Even if you present a physician with a NIH or National British study that says that old line drugs cause less problems than newer ones, and she says "that has not been my experience", where do you go then?

Presumably to a different physician.
posted by BigHeartedGuy at 1:16 PM on July 5, 2011


Xezlec: Numerically, most of the claims that made it into the study ended up being from papers with, let's say, "a certain ideological spin", if not outright a reputation for unreliability. Wouldn't it be more useful to point out which papers had how many problems, so that the public can change its habits and reward the better papers proportionately?

They might have a reputation for unreliability, but remember that he looked at the 10 bestselling papers in the UK. Unreliable or not, a lot of people are reading these papers and are being misinformed by the health advice they contain (the top ten papers in the UK have a circulation of about 10 million). With so many misleading health claims reaching millions of people, I think it's fair to say that any sensationalism on Goldacre's behalf is the direct result of the sensationally bad journalism on the part of UK newspapers.
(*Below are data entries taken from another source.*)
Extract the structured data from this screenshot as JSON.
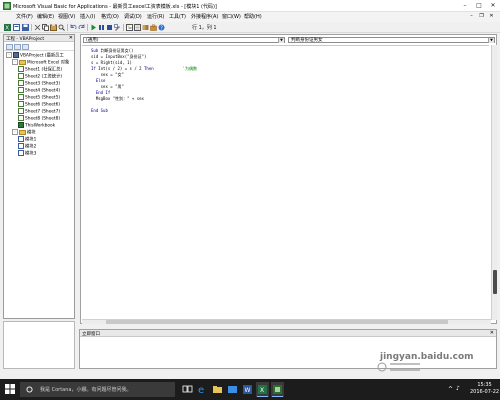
{
  "window": {
    "title": "Microsoft Visual Basic for Applications - 最新员工excel工资表模板.xls - [模块1 (代码)]"
  },
  "menubar": {
    "items": [
      "文件(F)",
      "编辑(E)",
      "视图(V)",
      "插入(I)",
      "格式(O)",
      "调试(D)",
      "运行(R)",
      "工具(T)",
      "外接程序(A)",
      "窗口(W)",
      "帮助(H)"
    ]
  },
  "toolbar": {
    "cursor_position": "行 1，列 1"
  },
  "project_pane": {
    "title": "工程 - VBAProject",
    "tree": [
      {
        "label": "VBAProject (最新员工",
        "indent": 0,
        "icon": "proj",
        "expander": "-"
      },
      {
        "label": "Microsoft Excel 对象",
        "indent": 1,
        "icon": "folder",
        "expander": "-"
      },
      {
        "label": "Sheet1 (社保汇总)",
        "indent": 2,
        "icon": "sheet"
      },
      {
        "label": "Sheet2 (工资统计)",
        "indent": 2,
        "icon": "sheet"
      },
      {
        "label": "Sheet3 (Sheet3)",
        "indent": 2,
        "icon": "sheet"
      },
      {
        "label": "Sheet4 (Sheet4)",
        "indent": 2,
        "icon": "sheet"
      },
      {
        "label": "Sheet5 (Sheet5)",
        "indent": 2,
        "icon": "sheet"
      },
      {
        "label": "Sheet6 (Sheet6)",
        "indent": 2,
        "icon": "sheet"
      },
      {
        "label": "Sheet7 (Sheet7)",
        "indent": 2,
        "icon": "sheet"
      },
      {
        "label": "Sheet8 (Sheet8)",
        "indent": 2,
        "icon": "sheet"
      },
      {
        "label": "ThisWorkbook",
        "indent": 2,
        "icon": "wb"
      },
      {
        "label": "模块",
        "indent": 1,
        "icon": "folder",
        "expander": "-"
      },
      {
        "label": "模块1",
        "indent": 2,
        "icon": "module"
      },
      {
        "label": "模块2",
        "indent": 2,
        "icon": "module"
      },
      {
        "label": "模块3",
        "indent": 2,
        "icon": "module"
      }
    ]
  },
  "code_window": {
    "object_combo": "(通用)",
    "procedure_combo": "判断身份证男女",
    "lines": [
      [
        {
          "t": "Sub ",
          "c": "kw"
        },
        {
          "t": "判断身份证男女()"
        }
      ],
      [
        {
          "t": "sid = InputBox(\"身份证\")"
        }
      ],
      [
        {
          "t": "s = Right(sid, 1)"
        }
      ],
      [
        {
          "t": "If ",
          "c": "kw"
        },
        {
          "t": "Int(s / 2) = s / 2 "
        },
        {
          "t": "Then",
          "c": "kw"
        },
        {
          "t": "            "
        },
        {
          "t": "'为偶数",
          "c": "cm"
        }
      ],
      [
        {
          "t": "    sex = \"女\""
        }
      ],
      [
        {
          "t": "  "
        },
        {
          "t": "Else",
          "c": "kw"
        }
      ],
      [
        {
          "t": "    sex = \"男\""
        }
      ],
      [
        {
          "t": "  "
        },
        {
          "t": "End If",
          "c": "kw"
        }
      ],
      [
        {
          "t": "  MsgBox \"性别：\" + sex"
        }
      ],
      [
        {
          "t": ""
        }
      ],
      [
        {
          "t": "End Sub",
          "c": "kw"
        }
      ]
    ]
  },
  "immediate_window": {
    "title": "立即窗口"
  },
  "taskbar": {
    "search_placeholder": "我是 Cortana，小娜。有问题尽管问我。",
    "time": "15:35",
    "date": "2016-07-22"
  },
  "watermark": {
    "text": "jingyan.baidu.com"
  },
  "colors": {
    "code_keyword": "#00008b",
    "code_comment": "#008000",
    "taskbar": "#1c1c1c"
  }
}
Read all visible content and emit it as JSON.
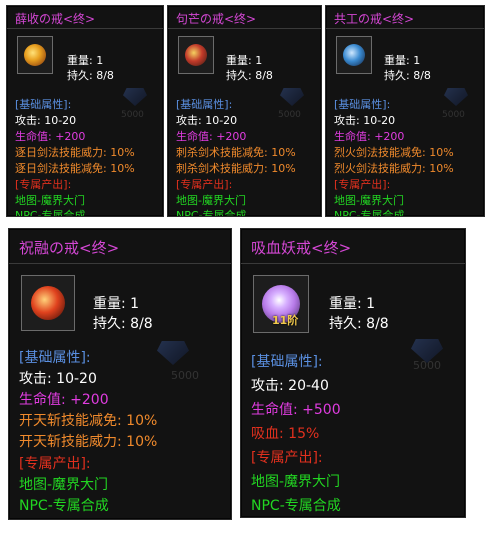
{
  "items": [
    {
      "title": "薛收の戒<终>",
      "weight": "重量: 1",
      "durability": "持久: 8/8",
      "attrs_header": "[基础属性]:",
      "attack": "攻击: 10-20",
      "hp": "生命值: +200",
      "effect1": "逐日剑法技能威力: 10%",
      "effect2": "逐日剑法技能减免: 10%",
      "source_header": "[专属产出]:",
      "map": "地图-魔界大门",
      "npc": "NPC-专属合成",
      "price": "5000",
      "gem_color": "#e8a020"
    },
    {
      "title": "句芒の戒<终>",
      "weight": "重量: 1",
      "durability": "持久: 8/8",
      "attrs_header": "[基础属性]:",
      "attack": "攻击: 10-20",
      "hp": "生命值: +200",
      "effect1": "刺杀剑术技能减免: 10%",
      "effect2": "刺杀剑术技能威力: 10%",
      "source_header": "[专属产出]:",
      "map": "地图-魔界大门",
      "npc": "NPC-专属合成",
      "price": "5000",
      "gem_color": "#c23a2a"
    },
    {
      "title": "共工の戒<终>",
      "weight": "重量: 1",
      "durability": "持久: 8/8",
      "attrs_header": "[基础属性]:",
      "attack": "攻击: 10-20",
      "hp": "生命值: +200",
      "effect1": "烈火剑法技能减免: 10%",
      "effect2": "烈火剑法技能威力: 10%",
      "source_header": "[专属产出]:",
      "map": "地图-魔界大门",
      "npc": "NPC-专属合成",
      "price": "5000",
      "gem_color": "#3a8ad0"
    },
    {
      "title": "祝融の戒<终>",
      "weight": "重量: 1",
      "durability": "持久: 8/8",
      "attrs_header": "[基础属性]:",
      "attack": "攻击: 10-20",
      "hp": "生命值: +200",
      "effect1": "开天斩技能减免: 10%",
      "effect2": "开天斩技能威力: 10%",
      "source_header": "[专属产出]:",
      "map": "地图-魔界大门",
      "npc": "NPC-专属合成",
      "price": "5000",
      "gem_color": "#e0421e"
    },
    {
      "title": "吸血妖戒<终>",
      "weight": "重量: 1",
      "durability": "持久: 8/8",
      "attrs_header": "[基础属性]:",
      "attack": "攻击: 20-40",
      "hp": "生命值: +500",
      "effect1": "吸血: 15%",
      "source_header": "[专属产出]:",
      "map": "地图-魔界大门",
      "npc": "NPC-专属合成",
      "price": "5000",
      "badge": "11阶",
      "gem_color": "#b77be8"
    }
  ]
}
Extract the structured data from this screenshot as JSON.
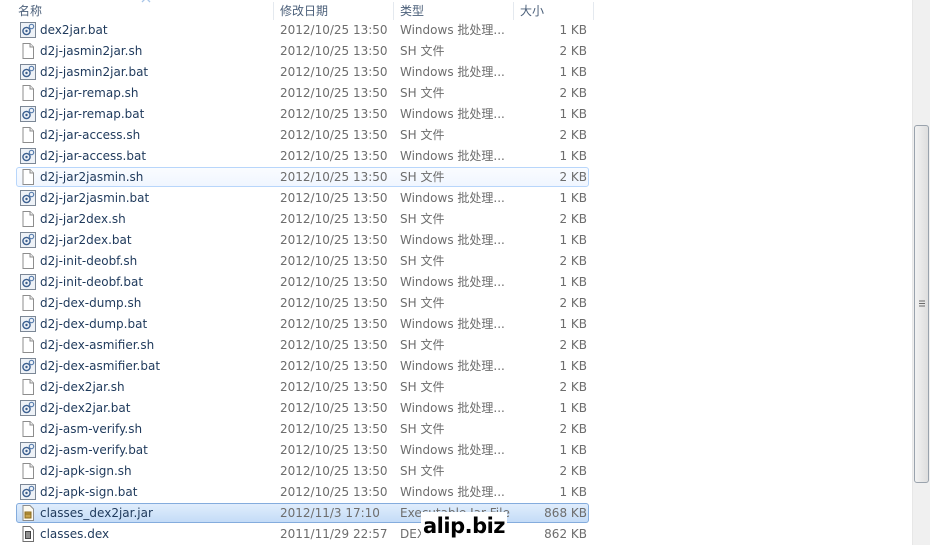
{
  "columns": {
    "name": "名称",
    "date": "修改日期",
    "type": "类型",
    "size": "大小"
  },
  "files": [
    {
      "name": "dex2jar.bat",
      "date": "2012/10/25 13:50",
      "type": "Windows 批处理...",
      "size": "1 KB",
      "icon": "batch-file-icon"
    },
    {
      "name": "d2j-jasmin2jar.sh",
      "date": "2012/10/25 13:50",
      "type": "SH 文件",
      "size": "2 KB",
      "icon": "blank-file-icon"
    },
    {
      "name": "d2j-jasmin2jar.bat",
      "date": "2012/10/25 13:50",
      "type": "Windows 批处理...",
      "size": "1 KB",
      "icon": "batch-file-icon"
    },
    {
      "name": "d2j-jar-remap.sh",
      "date": "2012/10/25 13:50",
      "type": "SH 文件",
      "size": "2 KB",
      "icon": "blank-file-icon"
    },
    {
      "name": "d2j-jar-remap.bat",
      "date": "2012/10/25 13:50",
      "type": "Windows 批处理...",
      "size": "1 KB",
      "icon": "batch-file-icon"
    },
    {
      "name": "d2j-jar-access.sh",
      "date": "2012/10/25 13:50",
      "type": "SH 文件",
      "size": "2 KB",
      "icon": "blank-file-icon"
    },
    {
      "name": "d2j-jar-access.bat",
      "date": "2012/10/25 13:50",
      "type": "Windows 批处理...",
      "size": "1 KB",
      "icon": "batch-file-icon"
    },
    {
      "name": "d2j-jar2jasmin.sh",
      "date": "2012/10/25 13:50",
      "type": "SH 文件",
      "size": "2 KB",
      "icon": "blank-file-icon",
      "state": "hover"
    },
    {
      "name": "d2j-jar2jasmin.bat",
      "date": "2012/10/25 13:50",
      "type": "Windows 批处理...",
      "size": "1 KB",
      "icon": "batch-file-icon"
    },
    {
      "name": "d2j-jar2dex.sh",
      "date": "2012/10/25 13:50",
      "type": "SH 文件",
      "size": "2 KB",
      "icon": "blank-file-icon"
    },
    {
      "name": "d2j-jar2dex.bat",
      "date": "2012/10/25 13:50",
      "type": "Windows 批处理...",
      "size": "1 KB",
      "icon": "batch-file-icon"
    },
    {
      "name": "d2j-init-deobf.sh",
      "date": "2012/10/25 13:50",
      "type": "SH 文件",
      "size": "2 KB",
      "icon": "blank-file-icon"
    },
    {
      "name": "d2j-init-deobf.bat",
      "date": "2012/10/25 13:50",
      "type": "Windows 批处理...",
      "size": "1 KB",
      "icon": "batch-file-icon"
    },
    {
      "name": "d2j-dex-dump.sh",
      "date": "2012/10/25 13:50",
      "type": "SH 文件",
      "size": "2 KB",
      "icon": "blank-file-icon"
    },
    {
      "name": "d2j-dex-dump.bat",
      "date": "2012/10/25 13:50",
      "type": "Windows 批处理...",
      "size": "1 KB",
      "icon": "batch-file-icon"
    },
    {
      "name": "d2j-dex-asmifier.sh",
      "date": "2012/10/25 13:50",
      "type": "SH 文件",
      "size": "2 KB",
      "icon": "blank-file-icon"
    },
    {
      "name": "d2j-dex-asmifier.bat",
      "date": "2012/10/25 13:50",
      "type": "Windows 批处理...",
      "size": "1 KB",
      "icon": "batch-file-icon"
    },
    {
      "name": "d2j-dex2jar.sh",
      "date": "2012/10/25 13:50",
      "type": "SH 文件",
      "size": "2 KB",
      "icon": "blank-file-icon"
    },
    {
      "name": "d2j-dex2jar.bat",
      "date": "2012/10/25 13:50",
      "type": "Windows 批处理...",
      "size": "1 KB",
      "icon": "batch-file-icon"
    },
    {
      "name": "d2j-asm-verify.sh",
      "date": "2012/10/25 13:50",
      "type": "SH 文件",
      "size": "2 KB",
      "icon": "blank-file-icon"
    },
    {
      "name": "d2j-asm-verify.bat",
      "date": "2012/10/25 13:50",
      "type": "Windows 批处理...",
      "size": "1 KB",
      "icon": "batch-file-icon"
    },
    {
      "name": "d2j-apk-sign.sh",
      "date": "2012/10/25 13:50",
      "type": "SH 文件",
      "size": "2 KB",
      "icon": "blank-file-icon"
    },
    {
      "name": "d2j-apk-sign.bat",
      "date": "2012/10/25 13:50",
      "type": "Windows 批处理...",
      "size": "1 KB",
      "icon": "batch-file-icon"
    },
    {
      "name": "classes_dex2jar.jar",
      "date": "2012/11/3 17:10",
      "type": "Executable Jar File",
      "size": "868 KB",
      "icon": "jar-file-icon",
      "state": "selected"
    },
    {
      "name": "classes.dex",
      "date": "2011/11/29 22:57",
      "type": "DEX 文件",
      "size": "862 KB",
      "icon": "dex-file-icon"
    }
  ],
  "watermark": "alip.biz",
  "colors": {
    "selection_border": "#84acdd",
    "hover_border": "#b8d6fb",
    "name_text": "#1e395b",
    "detail_text": "#6d6d6d"
  }
}
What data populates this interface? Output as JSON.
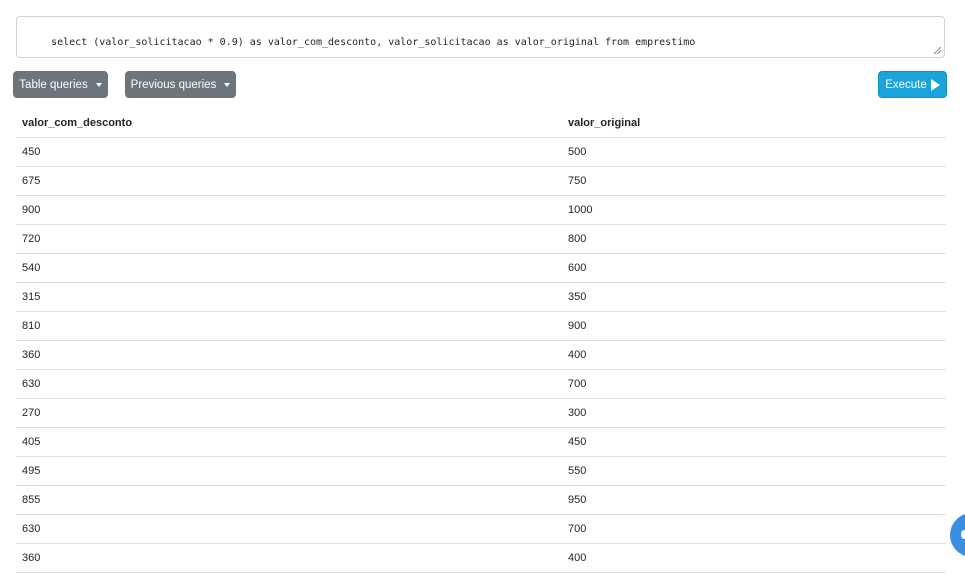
{
  "query": {
    "text": "select (valor_solicitacao * 0.9) as valor_com_desconto, valor_solicitacao as valor_original from emprestimo"
  },
  "toolbar": {
    "table_queries_label": "Table queries",
    "previous_queries_label": "Previous queries",
    "execute_label": "Execute"
  },
  "icons": {
    "dropdown": "chevron-down-icon",
    "execute": "play-icon",
    "chat": "chat-bubble-icon"
  },
  "colors": {
    "secondary_button": "#6c757d",
    "execute_button": "#1ba3db",
    "fab": "#3b8fe0"
  },
  "results": {
    "columns": [
      "valor_com_desconto",
      "valor_original"
    ],
    "rows": [
      [
        "450",
        "500"
      ],
      [
        "675",
        "750"
      ],
      [
        "900",
        "1000"
      ],
      [
        "720",
        "800"
      ],
      [
        "540",
        "600"
      ],
      [
        "315",
        "350"
      ],
      [
        "810",
        "900"
      ],
      [
        "360",
        "400"
      ],
      [
        "630",
        "700"
      ],
      [
        "270",
        "300"
      ],
      [
        "405",
        "450"
      ],
      [
        "495",
        "550"
      ],
      [
        "855",
        "950"
      ],
      [
        "630",
        "700"
      ],
      [
        "360",
        "400"
      ]
    ]
  }
}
That said, I agree that it would be useful to know which papers had the most problems.
posted by joedan at 1:53 PM on July 5, 2011


Casey Anthony, Strauss-Kahn, Madeleine McCann, medical reports... See the pattern yet?
posted by Ardiril at 2:49 PM on July 5, 2011


They might have a reputation for unreliability, but remember that he looked at the 10 bestselling papers in the UK.

You don't understand. He (randomly) happened to pick the week that President Obama was elected to do the study. So, although they read the top 10 papers, only a handful of them made up the majority of the dietary news stories he looked at. The more serious papers covered the bigger news in the world to the exclusion of minutiae such as health, so he ended up getting a sample set composed primarily of stories from only a subset of those 10 papers.